1. Lift Reduction: To slow down, helicopter pilots reduce the lift generated by the rotor blades. This can be done by decreasing the collective pitch angle of the blades, which reduces the amount of air pushing down on the helicopter. As the lift decreases, the helicopter starts to descend and slows down.
2. Anti-Torque Rotor: To counteract the rotational force generated by the main rotor, helicopters have a smaller anti-torque rotor (tail rotor) at the rear. Adjusting the pitch angle of the tail rotor blades can provide additional slowing power by increasing drag and counteracting the main rotor's thrust.
3. Autorotation: In case of engine failure, helicopters can enter a state called autorotation. During autorotation, the main rotor continues to spin freely without power from the engine. The helicopter descends in a controlled manner, and the forward air movement keeps the rotor spinning. By carefully managing the descent rate and adjusting the collective pitch, the pilot can control the helicopter's speed and eventually land safely.
4. Directional Control: Helicopters use their flight control systems, including cyclic and collective controls, to precisely direct the airflow over the rotor blades and change the direction of thrust. This allows the helicopter to slow down, hover, and maneuver at low speeds.

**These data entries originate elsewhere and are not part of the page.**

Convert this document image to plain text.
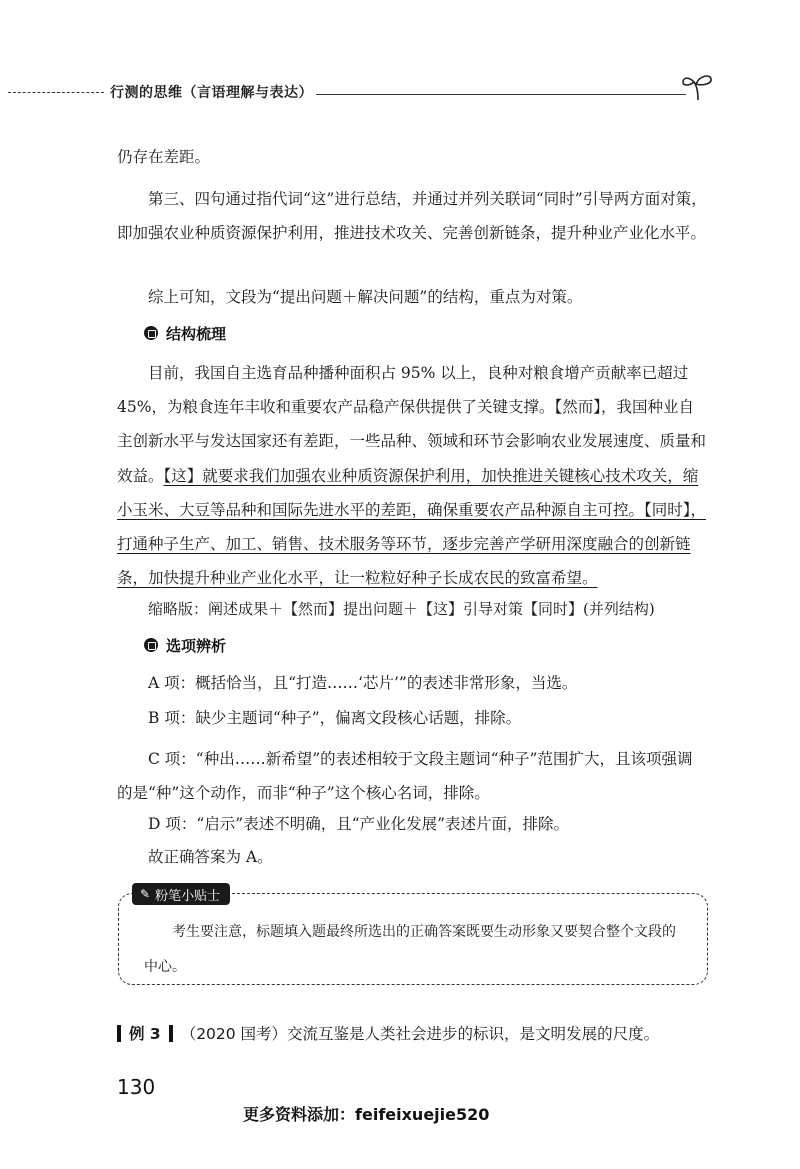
行测的思维（言语理解与表达）

仍存在差距。

第三、四句通过指代词“这”进行总结，并通过并列关联词“同时”引导两方面对策，即加强农业种质资源保护利用，推进技术攻关、完善创新链条，提升种业产业化水平。

综上可知，文段为“提出问题＋解决问题”的结构，重点为对策。

结构梳理

目前，我国自主选育品种播种面积占 95% 以上，良种对粮食增产贡献率已超过 45%，为粮食连年丰收和重要农产品稳产保供提供了关键支撑。【然而】，我国种业自主创新水平与发达国家还有差距，一些品种、领域和环节会影响农业发展速度、质量和效益。【这】就要求我们加强农业种质资源保护利用，加快推进关键核心技术攻关，缩小玉米、大豆等品种和国际先进水平的差距，确保重要农产品种源自主可控。【同时】，打通种子生产、加工、销售、技术服务等环节，逐步完善产学研用深度融合的创新链条，加快提升种业产业化水平，让一粒粒好种子长成农民的致富希望。

缩略版：阐述成果＋【然而】提出问题＋【这】引导对策【同时】(并列结构)

选项辨析

A 项：概括恰当，且“打造……‘芯片’”的表述非常形象，当选。

B 项：缺少主题词“种子”，偏离文段核心话题，排除。

C 项：“种出……新希望”的表述相较于文段主题词“种子”范围扩大，且该项强调的是“种”这个动作，而非“种子”这个核心名词，排除。

D 项：“启示”表述不明确，且“产业化发展”表述片面，排除。

故正确答案为 A。

✎ 粉笔小贴士
考生要注意，标题填入题最终所选出的正确答案既要生动形象又要契合整个文段的中心。
例 3 （2020 国考）交流互鉴是人类社会进步的标识，是文明发展的尺度。
130
更多资料添加：feifeixuejie520
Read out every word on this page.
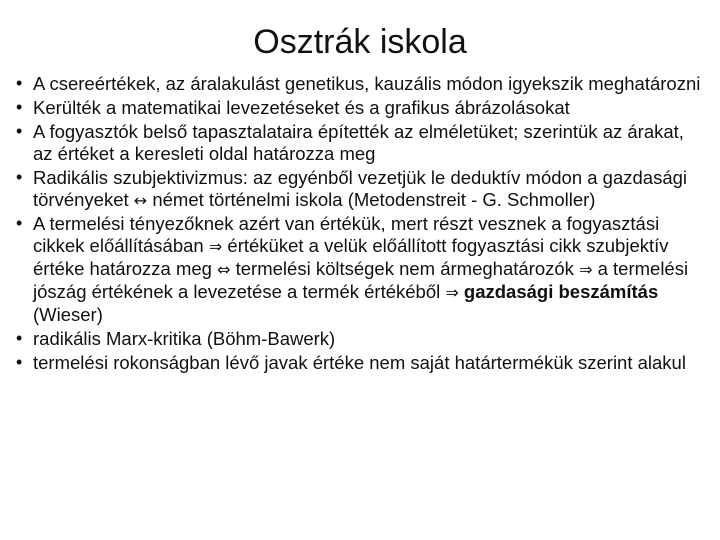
Osztrák iskola
• A csereértékek, az áralakulást genetikus, kauzális módon igyekszik meghatározni
• Kerülték a matematikai levezetéseket és a grafikus ábrázolásokat
• A fogyasztók belső tapasztalataira építették az elméletüket; szerintük az árakat, az értéket a keresleti oldal határozza meg
• Radikális szubjektivizmus: az egyénből vezetjük le deduktív módon a gazdasági törvényeket ↔ német történelmi iskola (Metodenstreit - G. Schmoller)
• A termelési tényezőknek azért van értékük, mert részt vesznek a fogyasztási cikkek előállításában ⇒ értéküket a velük előállított fogyasztási cikk szubjektív értéke határozza meg ⇔ termelési költségek nem ármeghatározók ⇒ a termelési jószág értékének a levezetése a termék értékéből ⇒ gazdasági beszámítás (Wieser)
• radikális Marx-kritika (Böhm-Bawerk)
• termelési rokonságban lévő javak értéke nem saját határtermékük szerint alakul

5. Ground Effect: When close to the ground, the air under the helicopter is compressed and creates an area of higher pressure. This phenomenon, known as the ground effect, can act as a natural decelerating force due to increased drag and reduced lift. Pilots can use the ground effect to slow down the helicopter during landing.
In summary, helicopters use various techniques involving lift reduction, anti-torque rotor control, autorotation, and precise flight control to manage speed and come to a stop. These methods allow helicopters to perform controlled descents, hover, and land safely without the use of traditional brakes found on ground vehicles.